Parallel Model Inference: Each tile is processed by three different YOLO-based models:
- YOLOv11-L: Custom trained for SUAS-relevant targets
- YOLO-NAS-L: Optimized for low-latency, general-purpose inference
- YOLOv11-X: Tuned for edge-case coverage
Consensus Fusion: Model predictions are merged using a consensus algorithm to reduce false positives and generate a final stitched prediction map.

Backend Integration:

The detection system is fully containerized using Docker and exposed via a lightweight HTTP client. This setup allows any component — such as our flight computer or ground control station — to submit images and receive detection results using simple RESTful API calls.

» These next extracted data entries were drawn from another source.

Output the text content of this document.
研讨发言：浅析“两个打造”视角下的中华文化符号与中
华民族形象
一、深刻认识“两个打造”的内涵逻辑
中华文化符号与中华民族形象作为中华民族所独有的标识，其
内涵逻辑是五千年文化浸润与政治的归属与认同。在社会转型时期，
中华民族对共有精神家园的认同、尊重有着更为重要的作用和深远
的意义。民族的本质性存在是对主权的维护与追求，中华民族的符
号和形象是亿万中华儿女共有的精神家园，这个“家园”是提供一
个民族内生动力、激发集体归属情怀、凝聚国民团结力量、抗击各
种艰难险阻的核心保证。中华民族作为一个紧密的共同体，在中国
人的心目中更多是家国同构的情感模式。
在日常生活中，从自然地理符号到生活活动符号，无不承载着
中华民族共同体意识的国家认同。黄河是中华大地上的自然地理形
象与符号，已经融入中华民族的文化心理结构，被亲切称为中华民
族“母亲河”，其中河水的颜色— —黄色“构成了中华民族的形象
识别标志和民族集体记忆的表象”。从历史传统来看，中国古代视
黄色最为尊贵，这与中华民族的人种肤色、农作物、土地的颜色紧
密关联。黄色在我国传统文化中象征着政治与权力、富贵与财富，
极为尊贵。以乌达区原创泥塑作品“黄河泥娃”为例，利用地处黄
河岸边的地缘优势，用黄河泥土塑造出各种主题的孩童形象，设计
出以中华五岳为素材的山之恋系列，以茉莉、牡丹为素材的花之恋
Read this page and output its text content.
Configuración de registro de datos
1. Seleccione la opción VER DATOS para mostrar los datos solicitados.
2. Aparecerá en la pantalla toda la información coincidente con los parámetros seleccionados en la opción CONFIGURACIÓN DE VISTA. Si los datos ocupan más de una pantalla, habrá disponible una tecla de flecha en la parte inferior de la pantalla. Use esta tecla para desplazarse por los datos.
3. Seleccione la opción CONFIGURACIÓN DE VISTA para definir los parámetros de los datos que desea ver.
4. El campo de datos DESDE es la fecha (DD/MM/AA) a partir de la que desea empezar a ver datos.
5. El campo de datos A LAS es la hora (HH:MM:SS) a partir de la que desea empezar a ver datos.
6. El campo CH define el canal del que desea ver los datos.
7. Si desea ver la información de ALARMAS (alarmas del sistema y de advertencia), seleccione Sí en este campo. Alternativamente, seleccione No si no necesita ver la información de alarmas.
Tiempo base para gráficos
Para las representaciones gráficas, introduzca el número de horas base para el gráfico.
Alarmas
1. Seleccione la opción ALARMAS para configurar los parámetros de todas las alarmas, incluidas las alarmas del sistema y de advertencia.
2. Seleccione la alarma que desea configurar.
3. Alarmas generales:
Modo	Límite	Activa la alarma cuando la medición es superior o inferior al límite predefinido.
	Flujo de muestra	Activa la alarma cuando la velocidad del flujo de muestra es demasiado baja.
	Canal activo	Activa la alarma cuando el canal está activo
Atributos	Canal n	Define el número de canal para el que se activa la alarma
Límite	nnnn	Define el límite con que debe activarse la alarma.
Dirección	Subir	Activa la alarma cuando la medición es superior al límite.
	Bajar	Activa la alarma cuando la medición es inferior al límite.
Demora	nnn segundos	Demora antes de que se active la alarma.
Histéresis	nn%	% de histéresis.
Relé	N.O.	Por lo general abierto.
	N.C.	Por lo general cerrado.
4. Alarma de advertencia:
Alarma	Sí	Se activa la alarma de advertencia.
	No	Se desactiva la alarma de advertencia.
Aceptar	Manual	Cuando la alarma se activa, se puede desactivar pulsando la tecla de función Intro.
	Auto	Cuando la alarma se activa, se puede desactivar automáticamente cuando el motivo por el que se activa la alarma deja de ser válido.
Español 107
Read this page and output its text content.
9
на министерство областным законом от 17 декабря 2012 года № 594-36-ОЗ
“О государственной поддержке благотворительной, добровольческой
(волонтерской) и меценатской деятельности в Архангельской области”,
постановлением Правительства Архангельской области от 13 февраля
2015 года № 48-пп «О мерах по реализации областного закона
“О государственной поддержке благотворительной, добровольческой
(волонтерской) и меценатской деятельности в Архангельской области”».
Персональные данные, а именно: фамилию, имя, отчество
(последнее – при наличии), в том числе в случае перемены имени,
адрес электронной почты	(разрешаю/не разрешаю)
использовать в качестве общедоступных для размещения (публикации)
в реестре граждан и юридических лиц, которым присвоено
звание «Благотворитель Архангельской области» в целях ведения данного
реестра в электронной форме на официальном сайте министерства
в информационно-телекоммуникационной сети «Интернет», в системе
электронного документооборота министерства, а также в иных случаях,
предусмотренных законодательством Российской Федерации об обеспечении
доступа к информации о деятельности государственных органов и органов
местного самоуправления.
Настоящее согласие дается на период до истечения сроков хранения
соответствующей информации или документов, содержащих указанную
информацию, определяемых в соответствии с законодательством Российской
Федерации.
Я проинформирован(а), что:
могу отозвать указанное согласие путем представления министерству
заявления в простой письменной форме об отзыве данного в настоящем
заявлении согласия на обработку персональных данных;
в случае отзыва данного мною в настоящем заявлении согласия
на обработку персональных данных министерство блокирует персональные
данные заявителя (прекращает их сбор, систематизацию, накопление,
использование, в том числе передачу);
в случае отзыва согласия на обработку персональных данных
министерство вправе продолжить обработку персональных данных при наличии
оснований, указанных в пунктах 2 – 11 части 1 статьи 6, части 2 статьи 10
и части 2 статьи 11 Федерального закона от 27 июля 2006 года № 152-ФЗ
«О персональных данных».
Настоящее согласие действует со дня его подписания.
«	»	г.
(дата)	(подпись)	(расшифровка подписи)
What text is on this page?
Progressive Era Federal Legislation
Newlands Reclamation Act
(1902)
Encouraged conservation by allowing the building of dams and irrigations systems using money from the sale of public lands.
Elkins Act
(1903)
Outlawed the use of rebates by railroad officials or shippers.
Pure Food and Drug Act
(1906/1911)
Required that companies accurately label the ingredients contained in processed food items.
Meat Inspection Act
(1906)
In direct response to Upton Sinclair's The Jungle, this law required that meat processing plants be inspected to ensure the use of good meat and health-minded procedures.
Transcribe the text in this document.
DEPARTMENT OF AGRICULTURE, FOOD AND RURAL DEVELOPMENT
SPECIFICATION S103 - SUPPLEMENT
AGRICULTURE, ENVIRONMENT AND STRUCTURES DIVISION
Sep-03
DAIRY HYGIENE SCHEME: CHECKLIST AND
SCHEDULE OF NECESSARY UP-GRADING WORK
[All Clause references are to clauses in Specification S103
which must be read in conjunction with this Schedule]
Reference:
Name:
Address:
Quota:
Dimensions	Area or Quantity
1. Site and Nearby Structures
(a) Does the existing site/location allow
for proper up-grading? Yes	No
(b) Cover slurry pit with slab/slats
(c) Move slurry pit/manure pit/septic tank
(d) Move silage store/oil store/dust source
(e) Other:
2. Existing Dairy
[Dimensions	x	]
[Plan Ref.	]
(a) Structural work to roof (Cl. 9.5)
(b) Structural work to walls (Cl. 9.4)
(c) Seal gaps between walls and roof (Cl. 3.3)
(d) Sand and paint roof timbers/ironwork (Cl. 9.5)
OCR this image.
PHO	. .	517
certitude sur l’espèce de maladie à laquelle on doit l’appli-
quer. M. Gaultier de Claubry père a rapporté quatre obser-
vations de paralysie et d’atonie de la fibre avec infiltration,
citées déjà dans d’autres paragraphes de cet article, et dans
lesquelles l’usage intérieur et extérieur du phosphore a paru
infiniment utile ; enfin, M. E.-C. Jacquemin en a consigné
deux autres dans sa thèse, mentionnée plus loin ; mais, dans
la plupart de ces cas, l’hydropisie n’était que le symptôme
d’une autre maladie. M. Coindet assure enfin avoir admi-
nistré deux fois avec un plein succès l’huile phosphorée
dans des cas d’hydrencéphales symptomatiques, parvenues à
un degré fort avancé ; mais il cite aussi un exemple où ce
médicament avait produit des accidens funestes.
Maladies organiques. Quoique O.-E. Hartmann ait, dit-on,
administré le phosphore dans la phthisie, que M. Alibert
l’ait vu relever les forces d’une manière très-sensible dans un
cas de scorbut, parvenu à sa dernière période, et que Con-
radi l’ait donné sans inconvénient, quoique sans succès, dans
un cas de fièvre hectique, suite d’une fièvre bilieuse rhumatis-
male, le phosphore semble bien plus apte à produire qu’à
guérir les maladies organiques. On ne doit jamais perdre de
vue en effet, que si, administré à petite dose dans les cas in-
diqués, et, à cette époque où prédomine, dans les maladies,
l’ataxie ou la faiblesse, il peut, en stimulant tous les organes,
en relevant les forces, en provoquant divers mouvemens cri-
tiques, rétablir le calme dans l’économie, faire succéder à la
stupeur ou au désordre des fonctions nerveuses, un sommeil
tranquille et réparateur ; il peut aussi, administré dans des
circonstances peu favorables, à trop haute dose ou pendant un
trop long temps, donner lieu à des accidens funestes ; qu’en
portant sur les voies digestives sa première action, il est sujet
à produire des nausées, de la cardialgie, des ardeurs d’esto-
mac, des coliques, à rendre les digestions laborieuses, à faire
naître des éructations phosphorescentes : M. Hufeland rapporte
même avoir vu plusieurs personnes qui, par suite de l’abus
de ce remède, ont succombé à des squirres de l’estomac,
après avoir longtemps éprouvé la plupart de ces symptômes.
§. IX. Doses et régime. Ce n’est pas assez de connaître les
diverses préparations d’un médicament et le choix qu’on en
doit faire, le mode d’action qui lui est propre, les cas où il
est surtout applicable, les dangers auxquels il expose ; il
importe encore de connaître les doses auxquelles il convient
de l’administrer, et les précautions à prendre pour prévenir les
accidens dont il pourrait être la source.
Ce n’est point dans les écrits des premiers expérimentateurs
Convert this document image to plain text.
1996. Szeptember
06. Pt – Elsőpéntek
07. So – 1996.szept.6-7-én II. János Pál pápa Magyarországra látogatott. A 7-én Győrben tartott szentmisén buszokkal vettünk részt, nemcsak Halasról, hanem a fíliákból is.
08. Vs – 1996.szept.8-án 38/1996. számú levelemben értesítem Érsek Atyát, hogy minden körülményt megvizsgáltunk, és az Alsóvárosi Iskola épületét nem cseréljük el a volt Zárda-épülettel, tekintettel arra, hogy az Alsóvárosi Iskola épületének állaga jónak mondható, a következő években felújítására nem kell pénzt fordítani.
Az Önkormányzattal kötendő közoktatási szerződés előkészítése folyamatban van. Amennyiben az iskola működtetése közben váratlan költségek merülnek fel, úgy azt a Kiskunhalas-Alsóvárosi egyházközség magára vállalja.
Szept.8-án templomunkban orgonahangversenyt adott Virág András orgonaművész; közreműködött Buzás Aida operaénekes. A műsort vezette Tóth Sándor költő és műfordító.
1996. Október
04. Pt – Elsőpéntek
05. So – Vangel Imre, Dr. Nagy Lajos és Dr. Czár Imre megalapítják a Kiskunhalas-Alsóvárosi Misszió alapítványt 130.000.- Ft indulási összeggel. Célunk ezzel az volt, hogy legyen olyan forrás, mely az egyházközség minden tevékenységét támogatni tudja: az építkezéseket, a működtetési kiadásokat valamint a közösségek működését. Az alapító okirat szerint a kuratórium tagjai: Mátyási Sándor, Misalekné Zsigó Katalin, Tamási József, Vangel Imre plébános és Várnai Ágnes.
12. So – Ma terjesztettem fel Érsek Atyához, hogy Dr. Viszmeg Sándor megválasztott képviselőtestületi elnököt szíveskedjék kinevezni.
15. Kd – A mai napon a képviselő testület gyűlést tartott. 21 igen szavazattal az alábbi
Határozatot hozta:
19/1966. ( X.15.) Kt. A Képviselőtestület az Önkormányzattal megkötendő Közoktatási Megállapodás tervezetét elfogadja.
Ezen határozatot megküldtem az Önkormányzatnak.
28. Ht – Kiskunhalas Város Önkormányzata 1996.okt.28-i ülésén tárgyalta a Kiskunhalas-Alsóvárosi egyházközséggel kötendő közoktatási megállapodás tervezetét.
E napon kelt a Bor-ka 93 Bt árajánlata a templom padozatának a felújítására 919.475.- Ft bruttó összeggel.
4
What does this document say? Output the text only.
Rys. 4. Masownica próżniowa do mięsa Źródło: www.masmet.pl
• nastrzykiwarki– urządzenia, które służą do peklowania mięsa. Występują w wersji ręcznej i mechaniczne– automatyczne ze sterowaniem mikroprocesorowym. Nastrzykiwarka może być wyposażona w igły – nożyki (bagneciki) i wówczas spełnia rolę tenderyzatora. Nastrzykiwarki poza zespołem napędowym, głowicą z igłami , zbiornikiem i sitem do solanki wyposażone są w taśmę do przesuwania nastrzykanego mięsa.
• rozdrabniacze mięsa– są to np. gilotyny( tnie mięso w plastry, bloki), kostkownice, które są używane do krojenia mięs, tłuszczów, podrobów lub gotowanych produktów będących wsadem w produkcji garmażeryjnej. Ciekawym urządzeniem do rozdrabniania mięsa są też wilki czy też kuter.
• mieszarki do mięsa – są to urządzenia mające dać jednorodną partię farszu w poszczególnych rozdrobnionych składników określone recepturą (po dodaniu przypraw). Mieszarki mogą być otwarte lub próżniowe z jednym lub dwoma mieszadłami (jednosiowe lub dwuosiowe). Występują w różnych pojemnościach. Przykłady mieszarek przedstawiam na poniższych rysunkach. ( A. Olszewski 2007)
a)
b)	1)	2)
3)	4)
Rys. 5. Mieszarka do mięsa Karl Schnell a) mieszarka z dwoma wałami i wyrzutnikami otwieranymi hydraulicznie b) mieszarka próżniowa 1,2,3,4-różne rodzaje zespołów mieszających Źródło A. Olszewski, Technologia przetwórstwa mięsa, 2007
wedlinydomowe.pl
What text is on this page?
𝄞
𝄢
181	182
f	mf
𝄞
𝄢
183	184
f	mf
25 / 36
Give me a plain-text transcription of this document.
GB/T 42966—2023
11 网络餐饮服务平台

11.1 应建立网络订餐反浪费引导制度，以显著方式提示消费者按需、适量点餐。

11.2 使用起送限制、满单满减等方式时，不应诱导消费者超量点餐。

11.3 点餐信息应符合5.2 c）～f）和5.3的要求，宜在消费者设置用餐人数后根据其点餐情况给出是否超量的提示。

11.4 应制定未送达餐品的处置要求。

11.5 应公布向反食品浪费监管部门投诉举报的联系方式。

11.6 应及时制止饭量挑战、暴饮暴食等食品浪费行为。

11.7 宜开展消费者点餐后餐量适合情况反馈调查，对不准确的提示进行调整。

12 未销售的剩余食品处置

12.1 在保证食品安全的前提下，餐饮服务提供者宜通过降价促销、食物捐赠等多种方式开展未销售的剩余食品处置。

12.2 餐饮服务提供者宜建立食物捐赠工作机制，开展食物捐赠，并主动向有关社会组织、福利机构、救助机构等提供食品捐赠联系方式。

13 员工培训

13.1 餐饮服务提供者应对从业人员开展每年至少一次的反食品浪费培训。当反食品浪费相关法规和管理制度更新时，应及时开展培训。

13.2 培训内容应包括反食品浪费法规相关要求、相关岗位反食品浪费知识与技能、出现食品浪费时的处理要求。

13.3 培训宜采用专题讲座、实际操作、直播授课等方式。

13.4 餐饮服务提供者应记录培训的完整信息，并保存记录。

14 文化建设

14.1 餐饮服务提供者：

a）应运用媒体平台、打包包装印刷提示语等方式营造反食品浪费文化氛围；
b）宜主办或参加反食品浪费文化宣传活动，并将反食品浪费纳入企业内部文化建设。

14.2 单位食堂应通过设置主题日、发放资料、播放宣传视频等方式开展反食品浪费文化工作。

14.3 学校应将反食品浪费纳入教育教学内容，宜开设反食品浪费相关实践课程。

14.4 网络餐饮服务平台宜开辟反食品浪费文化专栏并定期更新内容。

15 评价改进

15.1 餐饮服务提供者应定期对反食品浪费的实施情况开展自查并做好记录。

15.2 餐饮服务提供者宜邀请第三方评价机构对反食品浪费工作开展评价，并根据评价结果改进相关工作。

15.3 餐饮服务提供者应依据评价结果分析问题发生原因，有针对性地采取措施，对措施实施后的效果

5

Consistent Environments: Containerization ensures identical performance across local development and field environments.
Offline Capability: The container runs locally, enabling real-time inference without internet dependency.
Ease of Updates: New model versions can be deployed by simply replacing the container image.

System Integration:

To meet the real-time demands of SUAS, the GCS includes a multi-threaded client architecture:

Thread 1: Monitors and ingests new camera captures
Thread 2: Batches and sends frames to the detection server
Thread 3: Integrates detections with our geomatics pipeline to compute precise geocoordinates

Why This Works for UAVs:

This design gives us high-accuracy vision capabilities with minimal impact on system complexity. By using standard APIs and containerization, the vision subsystem integrates cleanly with our existing software stack and runs efficiently on our mission computer hardware. This makes the system maintainable, scalable, and aligned with our SUAS strategy for autonomous object detection and geolocation.